Теперь в «Згори вниз» о страхе и удивлении говорится как о чем-то прошедшем: не пугают ни часы, ни кучи фотографий, которые неизвестно откуда появляются в доме, ни стая котов, ни прочая чертовщина из довольно традиционного арсенала «диаболистической» литературы. Возможно ли действительно интересное свидетельство с позиций неуклонно размывающейся фиксированной тождественности, что — собственно из-за ее замкнутости, изолированности? Не уверен. Но по крайней мере то, что изоляция действительно размывает идентичность, Таня Малярчук хорошо понимает: «Я прокидаюся зранку і довго не можу згадати, хто я. В моєму тілі поселилась навколишня природа, всі гори і горбики, кожнісіньке дерево, — і це я дуже добре пам’ятаю. Але хто я? (…) Щоб бути по-справжньому спокійною і щасливою, мені необхідно, аби природа витіснила з мого тіла ще й страх за те, що я не можу себе згадати».

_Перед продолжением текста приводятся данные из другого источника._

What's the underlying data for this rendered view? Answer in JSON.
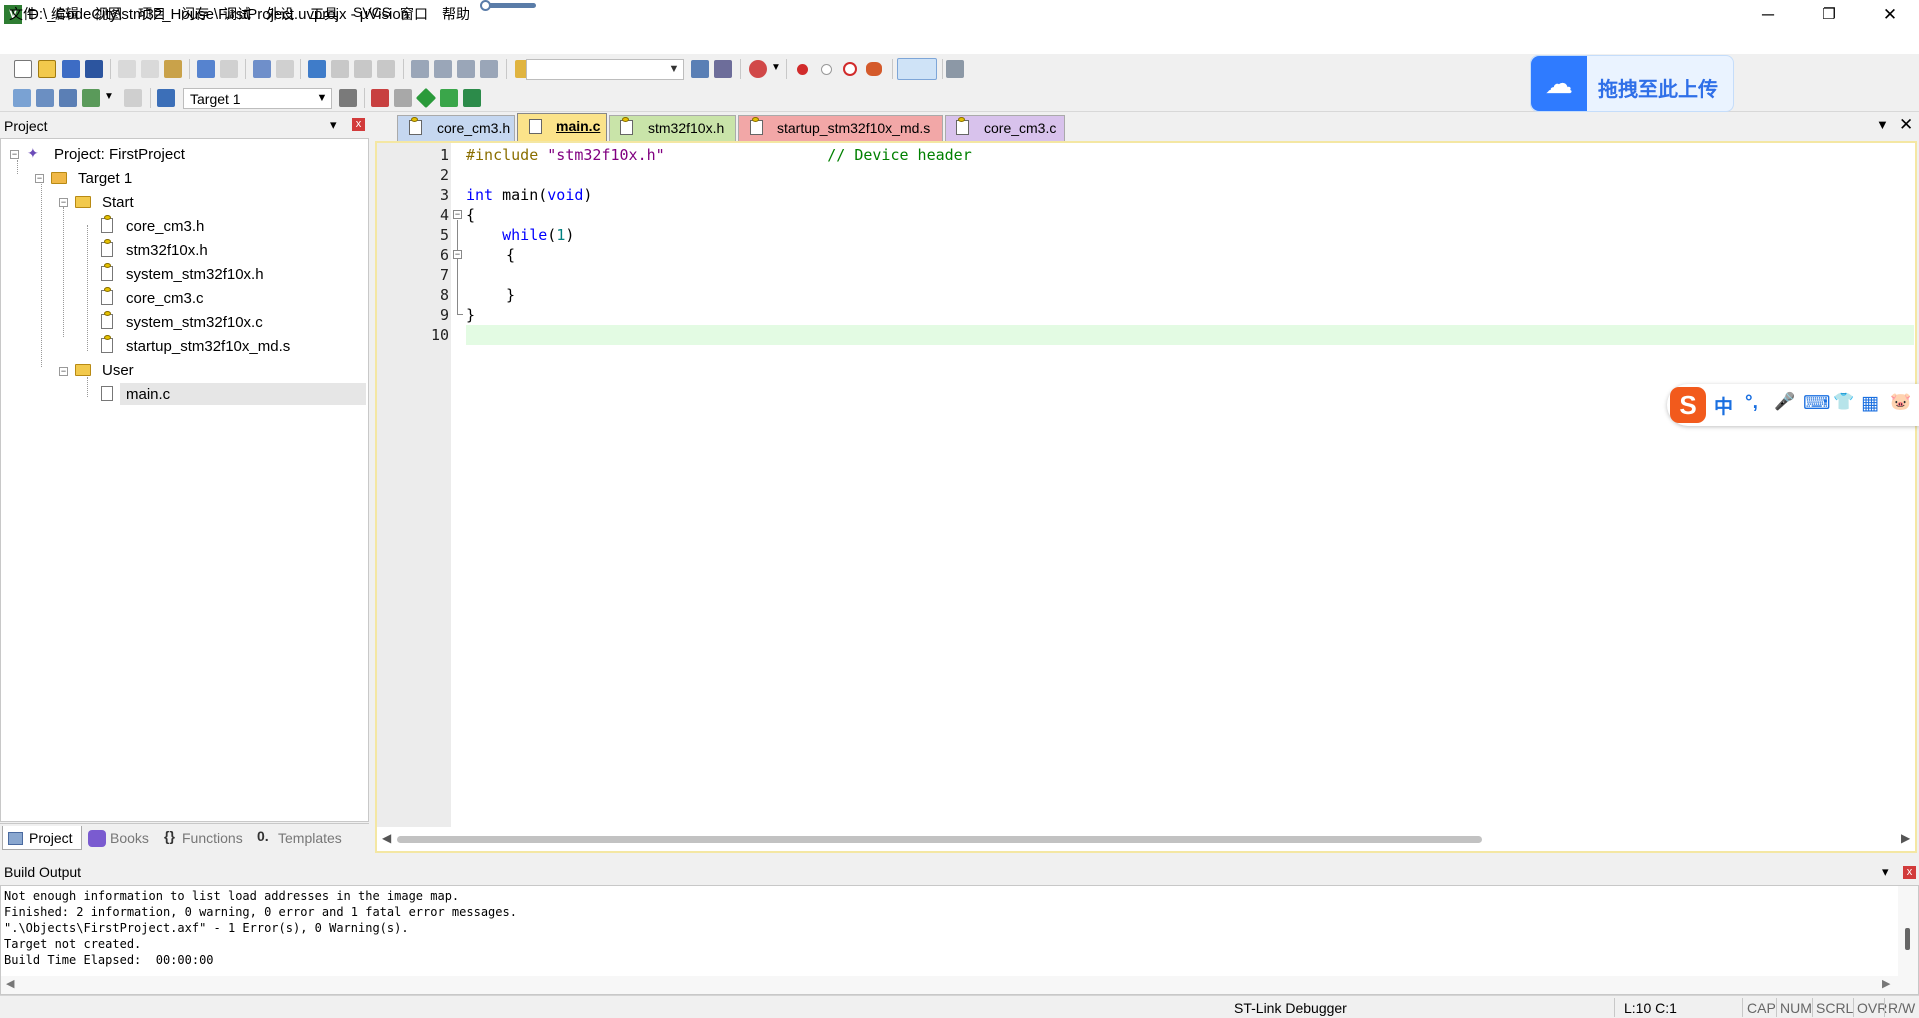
{
  "window": {
    "title": "D:\\_CodeCity\\stm32_House\\FirstProject.uvprojx - µVision",
    "app_icon": "uvision-icon",
    "minimize": "─",
    "restore": "❐",
    "close": "✕"
  },
  "menu": [
    "文件",
    "编辑",
    "视图",
    "项目",
    "闪存",
    "调试",
    "外设",
    "工具",
    "SVCS",
    "窗口",
    "帮助"
  ],
  "toolbar": {
    "target_select": "Target 1",
    "find_text": ""
  },
  "baidu_drop": {
    "label": "拖拽至此上传"
  },
  "project_panel": {
    "title": "Project",
    "pin": "📌",
    "close": "x",
    "tree": {
      "root": "Project: FirstProject",
      "target": "Target 1",
      "groups": [
        {
          "name": "Start",
          "files": [
            "core_cm3.h",
            "stm32f10x.h",
            "system_stm32f10x.h",
            "core_cm3.c",
            "system_stm32f10x.c",
            "startup_stm32f10x_md.s"
          ]
        },
        {
          "name": "User",
          "files": [
            "main.c"
          ]
        }
      ]
    },
    "tabs": [
      "Project",
      "Books",
      "Functions",
      "Templates"
    ]
  },
  "editor": {
    "tabs": [
      {
        "label": "core_cm3.h",
        "color": "#c5d7f0"
      },
      {
        "label": "main.c",
        "color": "#fbe38a",
        "active": true
      },
      {
        "label": "stm32f10x.h",
        "color": "#c9e4a9"
      },
      {
        "label": "startup_stm32f10x_md.s",
        "color": "#f2a7a7"
      },
      {
        "label": "core_cm3.c",
        "color": "#d8c2ec"
      }
    ],
    "dropdown": "▼",
    "close": "✕",
    "lines": [
      {
        "n": "1",
        "code": "#include \"stm32f10x.h\"                  // Device header"
      },
      {
        "n": "2",
        "code": ""
      },
      {
        "n": "3",
        "code": "int main(void)"
      },
      {
        "n": "4",
        "code": "{"
      },
      {
        "n": "5",
        "code": "    while(1)"
      },
      {
        "n": "6",
        "code": "    {"
      },
      {
        "n": "7",
        "code": ""
      },
      {
        "n": "8",
        "code": "    }"
      },
      {
        "n": "9",
        "code": "}"
      },
      {
        "n": "10",
        "code": ""
      }
    ],
    "code_parts": {
      "l1_pp": "#include",
      "l1_str": "\"stm32f10x.h\"",
      "l1_cm": "// Device header",
      "l3_kw1": "int",
      "l3_mid": " main(",
      "l3_kw2": "void",
      "l3_end": ")",
      "l4": "{",
      "l5_kw": "while",
      "l5_open": "(",
      "l5_num": "1",
      "l5_close": ")",
      "l6": "{",
      "l8": "}",
      "l9": "}"
    }
  },
  "ime": {
    "logo": "S",
    "lang": "中",
    "punct": "°,",
    "mic": "🎤",
    "keyboard": "⌨",
    "skin": "👕",
    "apps": "▦",
    "face": "🐷"
  },
  "build_output": {
    "title": "Build Output",
    "lines": [
      "Not enough information to list load addresses in the image map.",
      "Finished: 2 information, 0 warning, 0 error and 1 fatal error messages.",
      "\".\\Objects\\FirstProject.axf\" - 1 Error(s), 0 Warning(s).",
      "Target not created.",
      "Build Time Elapsed:  00:00:00"
    ]
  },
  "status_bar": {
    "debugger": "ST-Link Debugger",
    "position": "L:10 C:1",
    "indicators": [
      "CAP",
      "NUM",
      "SCRL",
      "OVR",
      "R/W"
    ]
  }
}
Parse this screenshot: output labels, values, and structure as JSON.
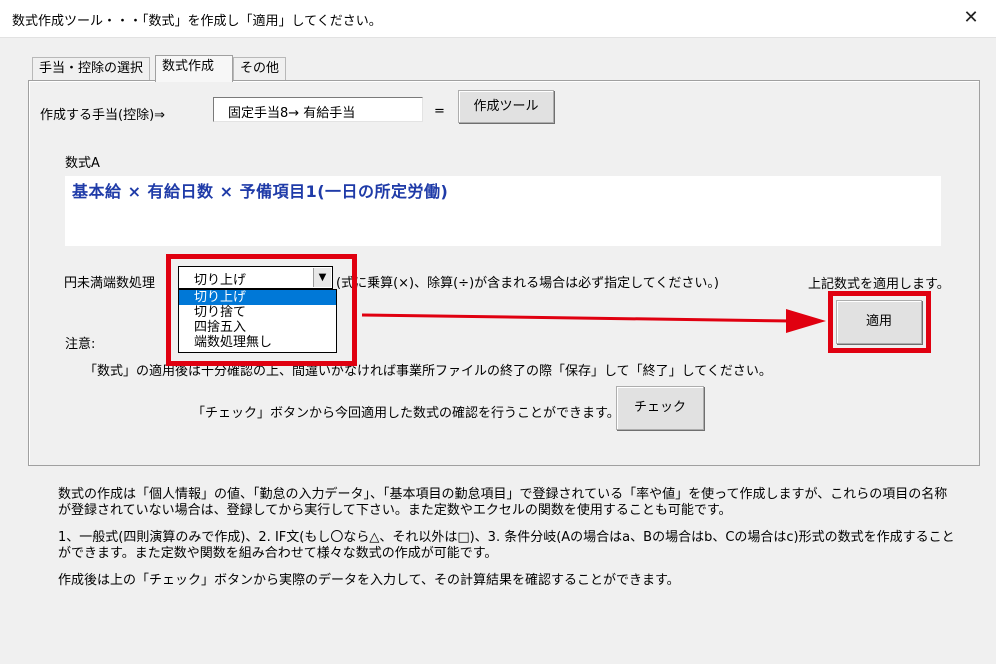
{
  "window": {
    "title": "数式作成ツール・・・「数式」を作成し「適用」してください。"
  },
  "tabs": [
    {
      "label": "手当・控除の選択"
    },
    {
      "label": "数式作成"
    },
    {
      "label": "その他"
    }
  ],
  "row1": {
    "label": "作成する手当(控除)⇒",
    "allowance_value": "固定手当8→ 有給手当",
    "equals": "=",
    "tool_button": "作成ツール"
  },
  "formula": {
    "label": "数式A",
    "expression": "基本給 × 有給日数 × 予備項目1(一日の所定労働)"
  },
  "rounding": {
    "label": "円未満端数処理",
    "selected": "切り上げ",
    "hint": "(式に乗算(×)、除算(÷)が含まれる場合は必ず指定してください。)",
    "options": [
      "切り上げ",
      "切り捨て",
      "四捨五入",
      "端数処理無し"
    ]
  },
  "apply": {
    "hint": "上記数式を適用します。",
    "button": "適用"
  },
  "notes": {
    "label": "注意:",
    "line1": "「数式」の適用後は十分確認の上、間違いがなければ事業所ファイルの終了の際「保存」して「終了」してください。",
    "check_hint": "「チェック」ボタンから今回適用した数式の確認を行うことができます。⇒",
    "check_button": "チェック"
  },
  "description": {
    "para1": "数式の作成は「個人情報」の値、「勤怠の入力データ」、「基本項目の勤怠項目」で登録されている「率や値」を使って作成しますが、これらの項目の名称が登録されていない場合は、登録してから実行して下さい。また定数やエクセルの関数を使用することも可能です。",
    "para2": "1、一般式(四則演算のみで作成)、2. IF文(もし〇なら△、それ以外は□)、3. 条件分岐(Aの場合はa、Bの場合はb、Cの場合はc)形式の数式を作成することができます。また定数や関数を組み合わせて様々な数式の作成が可能です。",
    "para3": "作成後は上の「チェック」ボタンから実際のデータを入力して、その計算結果を確認することができます。"
  },
  "icons": {
    "close": "close-icon",
    "dropdown": "chevron-down-icon",
    "arrow": "arrow-right-icon"
  },
  "colors": {
    "highlight": "#e00010",
    "formula_text": "#1f3ba8",
    "selection": "#0078d7"
  }
}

Горнило рефлексии, стихия разбуженного сознания — то, что раньше, в первой книге, гнало письмо в вакхическом танце, здесь оборачивается довольно традиционной схемой. Горное уединение для героини оказывается только возвращением прошлого — событий и людей, навсегда прописанных в коде одинокого бытия: Франё, Варка, муж Иван, все они никуда не исчезали, от них никуда не удалось убежать, их постоянное присутствие медленно, шаг за шагом, проступает сквозь поволоку инаковости, и неизвестно, в каком пространстве происходит их оприсутствование — в этом мире? В мире ином? Хотя на самом деле сквозь поволоку жуткого проступает только очередная версия мифологического «вечного возвращения», eternel retour, и этот скелет в повести, кажется, слишком видим. Куда-то подевалась присущая для «Ендшпілю...» непринужденность и самозабвенная стихийность письма, оголив подмостки строения. Некоторые образы прямо перекочевали из предыдущей книги — а именно Франё, который «мив корову у бані», или Охрим — но здесь они какие-то более статичные, или, может, слишком рельефные, и разочаровывают, словно пересказанный сон.
В мире нет «найменшого, хай кічового, останнього розділу». Возможно, Таня Малярчук замыкает повесть в «правильную» структуру как раз вопреки этой назойливой бесконечности, чтобы поставить точку и начать с нового листа? Что же, «перестати боятися, продовжувати», — пусть будет так.
Таня Малярчук. Згори вниз. Книга страхів. Харьков: Фолио, 2006.